Le goût de Proust pour l’imitation, souvent souligné dans les écrits biographiques de ses contemporains, se note aussi dans ses textes, dans ses Pastiches et mélanges, pour lesquels le titre fait apparaître son travail de reprise, et encore dans À la recherche du temps perdu, où l’hétérogénéité de l’intertextualité joue un rôle qu’Annick Bouillaguet a déjà étudié à travers son analyse de l’écriture imitative du Journal des Goncourt dans Le Temps retrouvé. La presse en temps de guerre est une autre forme de journal parodiée dans ce volume. Les traits journalistiques que s’approprie alors l’écriture proustienne sont subvertis par l’ironie du narrateur qui prend pour cible l’indifférence de l’arrière pour les combats livrés au front.
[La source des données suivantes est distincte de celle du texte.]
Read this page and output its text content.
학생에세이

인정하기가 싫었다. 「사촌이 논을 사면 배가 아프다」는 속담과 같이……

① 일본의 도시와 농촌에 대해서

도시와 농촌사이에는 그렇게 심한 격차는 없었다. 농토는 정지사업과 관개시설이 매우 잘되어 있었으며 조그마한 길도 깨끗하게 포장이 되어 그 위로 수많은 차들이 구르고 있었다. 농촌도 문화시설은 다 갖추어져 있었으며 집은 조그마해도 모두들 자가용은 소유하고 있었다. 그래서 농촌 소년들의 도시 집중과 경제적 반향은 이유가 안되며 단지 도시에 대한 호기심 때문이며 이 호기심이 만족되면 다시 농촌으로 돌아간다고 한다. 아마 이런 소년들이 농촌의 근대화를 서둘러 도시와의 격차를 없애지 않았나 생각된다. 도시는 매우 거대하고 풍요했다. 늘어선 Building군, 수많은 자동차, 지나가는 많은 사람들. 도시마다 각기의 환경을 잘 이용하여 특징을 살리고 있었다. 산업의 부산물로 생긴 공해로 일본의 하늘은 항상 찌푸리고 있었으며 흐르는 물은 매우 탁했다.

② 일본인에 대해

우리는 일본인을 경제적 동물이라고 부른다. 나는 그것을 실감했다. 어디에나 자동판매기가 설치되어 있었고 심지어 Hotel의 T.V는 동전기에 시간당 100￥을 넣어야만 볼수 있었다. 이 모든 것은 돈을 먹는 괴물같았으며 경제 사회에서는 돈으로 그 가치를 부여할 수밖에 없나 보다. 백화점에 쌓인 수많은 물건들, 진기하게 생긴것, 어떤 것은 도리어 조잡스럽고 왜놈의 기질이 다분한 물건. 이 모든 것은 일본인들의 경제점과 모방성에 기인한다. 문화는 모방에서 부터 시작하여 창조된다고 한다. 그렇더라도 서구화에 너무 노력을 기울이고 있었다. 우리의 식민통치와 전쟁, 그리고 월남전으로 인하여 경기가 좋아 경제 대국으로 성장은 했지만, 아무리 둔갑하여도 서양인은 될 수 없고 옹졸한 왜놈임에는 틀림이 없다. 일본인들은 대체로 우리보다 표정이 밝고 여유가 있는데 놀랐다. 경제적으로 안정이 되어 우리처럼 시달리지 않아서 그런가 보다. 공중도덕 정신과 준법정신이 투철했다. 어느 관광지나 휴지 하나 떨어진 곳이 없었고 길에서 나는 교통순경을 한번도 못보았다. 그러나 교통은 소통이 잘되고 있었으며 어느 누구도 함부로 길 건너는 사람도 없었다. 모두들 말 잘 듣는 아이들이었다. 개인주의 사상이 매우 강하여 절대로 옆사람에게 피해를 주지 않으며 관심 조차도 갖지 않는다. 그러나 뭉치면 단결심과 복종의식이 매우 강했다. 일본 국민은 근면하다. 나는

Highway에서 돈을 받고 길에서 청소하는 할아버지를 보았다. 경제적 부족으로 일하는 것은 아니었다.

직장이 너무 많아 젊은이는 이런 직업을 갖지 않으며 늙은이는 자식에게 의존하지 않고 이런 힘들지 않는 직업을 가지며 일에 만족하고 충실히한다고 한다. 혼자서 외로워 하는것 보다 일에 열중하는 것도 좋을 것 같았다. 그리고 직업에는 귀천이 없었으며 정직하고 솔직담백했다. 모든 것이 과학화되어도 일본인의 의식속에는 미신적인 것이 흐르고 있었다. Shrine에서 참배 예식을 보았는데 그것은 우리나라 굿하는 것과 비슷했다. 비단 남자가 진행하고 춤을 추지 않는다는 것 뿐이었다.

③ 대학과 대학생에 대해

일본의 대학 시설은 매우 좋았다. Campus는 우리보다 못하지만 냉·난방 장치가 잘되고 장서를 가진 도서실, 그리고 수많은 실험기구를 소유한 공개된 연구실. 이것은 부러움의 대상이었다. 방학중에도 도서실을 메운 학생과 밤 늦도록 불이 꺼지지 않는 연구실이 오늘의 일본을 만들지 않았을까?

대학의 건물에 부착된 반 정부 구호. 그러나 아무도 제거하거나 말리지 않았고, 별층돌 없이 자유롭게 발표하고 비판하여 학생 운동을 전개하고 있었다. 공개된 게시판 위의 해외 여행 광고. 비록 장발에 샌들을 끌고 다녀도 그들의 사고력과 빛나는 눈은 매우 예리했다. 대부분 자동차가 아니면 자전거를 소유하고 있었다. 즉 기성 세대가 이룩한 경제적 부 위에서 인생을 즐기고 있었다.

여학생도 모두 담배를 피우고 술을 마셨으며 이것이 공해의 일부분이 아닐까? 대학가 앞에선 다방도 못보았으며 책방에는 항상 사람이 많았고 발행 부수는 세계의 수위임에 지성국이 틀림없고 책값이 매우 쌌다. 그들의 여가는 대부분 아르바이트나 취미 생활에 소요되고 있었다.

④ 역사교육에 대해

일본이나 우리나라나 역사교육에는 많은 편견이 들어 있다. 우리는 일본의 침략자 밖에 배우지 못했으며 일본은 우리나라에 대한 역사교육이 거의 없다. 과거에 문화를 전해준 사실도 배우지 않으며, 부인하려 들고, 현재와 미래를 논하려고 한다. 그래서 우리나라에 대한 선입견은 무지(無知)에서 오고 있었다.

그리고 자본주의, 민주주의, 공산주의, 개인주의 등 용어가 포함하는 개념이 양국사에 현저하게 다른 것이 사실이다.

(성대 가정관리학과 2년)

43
Or ce détournement des propriétés stylistiques de l’article de presse repose sur la collision de diverses configurations de représentation de discours autre, notamment discours direct, discours indirect, modalisation autonymique, et sur l’interventionnisme du narrateur représentant dans la partie en mention de ces discours. Le heurt de ces dispositifs discursifs, ceux des configurations de représentation de discours autre, ceux des discours représentant et représenté, ceux du journal et de son imitation littéraire, entraînent un feuilletage énonciatif et, partant, une hétérogénéité du sens propre à faire entendre un sens sous un autre : l’ironie du narrateur. Nous proposons ainsi d’étudier comment, dans la manière dont l’écriture du Temps retrouvé imite la presse en temps de guerre, des télescopages de structures énonciatives de représentation de discours autre participent de la subversion de la forme journalistique en discours ironique.

 

Radeljković Ivan,
Université de Sarajevo, Bosnie-Herzégovine

« Structure de l’image poétique selon Pierre Reverdy et celle du discours métaphorique de Paul Ricœur »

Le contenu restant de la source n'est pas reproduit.